Sami E. ekliyor: “B. hâlâ yaşam mücadelesi veriyor. Bu olayı destek amaçlı, küçük bir basın açıklamasıyla duyurmak istedik. Bu açıklamayı B. E.'nin sağlığını, durumunu merak edenler için düşünmüştük.”
'Berkin adına özür diliyorum'
Taksim’e gelenlerden B. adına özür diliyor: “Gözaltına alınanların serbest bırakılmasını istiyorum. Bizim yüzümüzden olmuş gibi düşünüyorum. Hem yaralananlardan hem gözaltına alınanlardan B. adına özür diliyorum.”
Sorum üzerine, CHP ve BDP’den milletvekillerinin kendilerini ziyarete geldiklerini, AKP’den kimsenin gelmediğini ve aramadığını söylüyor. “Bizim kimseye karşı yanlışımız yok ki. Keşke gelselerdi. Bizim kalbimizde, gönlümüzde kimseyi kırmak gibi bir düşünce yok” diyor.
Gezi eylemlerinde hayatını kaybedenlerin aileleri bu süreçte en büyük destekçileri olmuş. “Zaten onların desteği sayesinde ayakta duruyoruz” diyor. Ethem Sarısülük, Ali İsmail Korkmaz, Mehmet Ayvalıtaş’ın aileleriyle sürekli haberleşiyorlar.
Kamuoyu desteğini “mükemmel” olarak niteliyor: “Telefonum 24 saat açık. Kim isterse arayabilir. B. E.'nin annesi babası bizsek, onlar da abileri ablaları.”
Annesinin polise sorusu
B. E.'nin annesi Gülsüm E. başta konuşmak istemiyor. Sami E. ile konuşmamızdan sonra, onun yanına gidiyorum. Sohbet ediyoruz; laf lafı açıyor ve yine düne geliyor.
“Kaydedebilir miyim?” diye soruyorum. “Tabii” diyor bu kez ve anlatıyor. “Dün bize sadece basın açıklaması mı yapacaksınız diyen polise sordum, ‘Senin çocuğun var mı?’ diye. 'Var' dedi. 'B. daha 14 yaşında' dedim. 'Eğer babaysan, vicdanın varsa, bu açıklamayı yapmak benim en doğal hakkım. Ben isyan edeceğim, feryat edeceğim' dedim. 'Kendini benim yerime koy' dedim. 'Tamam' dedi. Ama yine yaptırmadılar. O saldırı bize, B.’ye oldu.
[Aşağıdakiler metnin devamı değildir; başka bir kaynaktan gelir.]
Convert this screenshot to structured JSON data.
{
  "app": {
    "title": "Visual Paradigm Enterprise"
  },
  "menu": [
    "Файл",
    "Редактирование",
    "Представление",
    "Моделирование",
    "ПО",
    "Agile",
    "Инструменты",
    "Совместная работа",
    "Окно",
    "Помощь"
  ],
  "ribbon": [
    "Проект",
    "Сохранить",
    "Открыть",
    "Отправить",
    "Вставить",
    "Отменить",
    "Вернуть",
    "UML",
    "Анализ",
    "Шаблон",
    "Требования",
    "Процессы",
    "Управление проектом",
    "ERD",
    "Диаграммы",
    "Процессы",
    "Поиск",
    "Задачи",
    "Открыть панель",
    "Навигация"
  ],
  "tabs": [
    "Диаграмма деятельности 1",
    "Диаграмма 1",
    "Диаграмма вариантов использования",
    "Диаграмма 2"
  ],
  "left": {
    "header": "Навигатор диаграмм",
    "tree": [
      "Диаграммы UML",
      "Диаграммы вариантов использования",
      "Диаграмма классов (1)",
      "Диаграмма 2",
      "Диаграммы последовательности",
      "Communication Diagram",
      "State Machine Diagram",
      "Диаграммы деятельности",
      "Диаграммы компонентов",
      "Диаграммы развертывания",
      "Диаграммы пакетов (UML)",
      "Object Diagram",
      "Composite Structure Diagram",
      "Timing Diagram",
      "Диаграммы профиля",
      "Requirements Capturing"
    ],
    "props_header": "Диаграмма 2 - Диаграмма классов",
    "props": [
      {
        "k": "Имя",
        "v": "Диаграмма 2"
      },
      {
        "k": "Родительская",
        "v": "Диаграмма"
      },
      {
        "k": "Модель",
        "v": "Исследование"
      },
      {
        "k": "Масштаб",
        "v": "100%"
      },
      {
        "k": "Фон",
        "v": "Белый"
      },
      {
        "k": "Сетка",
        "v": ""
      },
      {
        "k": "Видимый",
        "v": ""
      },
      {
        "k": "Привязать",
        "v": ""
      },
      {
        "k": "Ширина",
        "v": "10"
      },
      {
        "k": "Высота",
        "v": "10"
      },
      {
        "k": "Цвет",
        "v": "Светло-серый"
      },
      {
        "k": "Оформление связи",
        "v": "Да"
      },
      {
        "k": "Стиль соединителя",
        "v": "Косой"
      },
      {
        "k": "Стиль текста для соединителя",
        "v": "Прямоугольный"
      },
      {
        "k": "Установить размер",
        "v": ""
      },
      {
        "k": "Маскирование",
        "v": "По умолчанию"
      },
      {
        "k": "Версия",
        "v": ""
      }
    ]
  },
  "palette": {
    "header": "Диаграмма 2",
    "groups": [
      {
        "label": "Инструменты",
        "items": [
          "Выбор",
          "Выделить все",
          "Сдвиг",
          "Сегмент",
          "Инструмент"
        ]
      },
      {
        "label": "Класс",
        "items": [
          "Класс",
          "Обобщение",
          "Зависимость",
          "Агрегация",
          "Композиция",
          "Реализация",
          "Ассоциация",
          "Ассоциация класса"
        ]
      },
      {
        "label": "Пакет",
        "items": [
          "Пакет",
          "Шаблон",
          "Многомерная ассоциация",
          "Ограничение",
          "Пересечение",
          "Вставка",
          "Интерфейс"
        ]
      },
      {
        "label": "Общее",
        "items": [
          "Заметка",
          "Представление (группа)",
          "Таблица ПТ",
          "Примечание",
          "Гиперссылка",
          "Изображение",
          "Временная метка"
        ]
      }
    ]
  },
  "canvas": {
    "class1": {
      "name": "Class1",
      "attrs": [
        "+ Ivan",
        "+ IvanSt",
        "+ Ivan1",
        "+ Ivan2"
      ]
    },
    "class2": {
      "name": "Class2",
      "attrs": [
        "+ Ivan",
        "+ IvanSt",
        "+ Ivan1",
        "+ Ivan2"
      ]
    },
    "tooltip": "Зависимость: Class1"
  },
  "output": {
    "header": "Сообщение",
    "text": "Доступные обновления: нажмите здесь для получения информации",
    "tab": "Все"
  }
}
Çünkü herkes onun için gelmişti oraya.”
Konuşmamız, doktorun yanından gelen dayının aktardıklarıyla yarım kalıyor. B. E.'nin durumunda değişiklik olmadığını söylemiş doktor. Dayısı, “Aynı her şey” diyor kısaca.
Yanımızda B.’den bir yaş büyük ablası Ö. E. de var. Kapkara kaşları, kapkara gözleriyle umutlu, gülümsüyor. Bir ara bir anons duyuluyor acil servis tarafından. Oraya koşuyor. Sonra sessizce yanımıza dönüyor. Yeni bir haber olmadığını anlamak zor değil.
Yağmur çiselemeye başlıyor. 14 yaşındaki B. E. uyumaya devam ediyor.
Aklıma, dün okunamayan basın açıklamasından satırlar geliyor: “B. E.'nin vurulmasının üzerinden 45 gün geçmesine rağmen olayın sorumlularının bulunması konusunda herhangi bir çalışma yapılmamıştır.”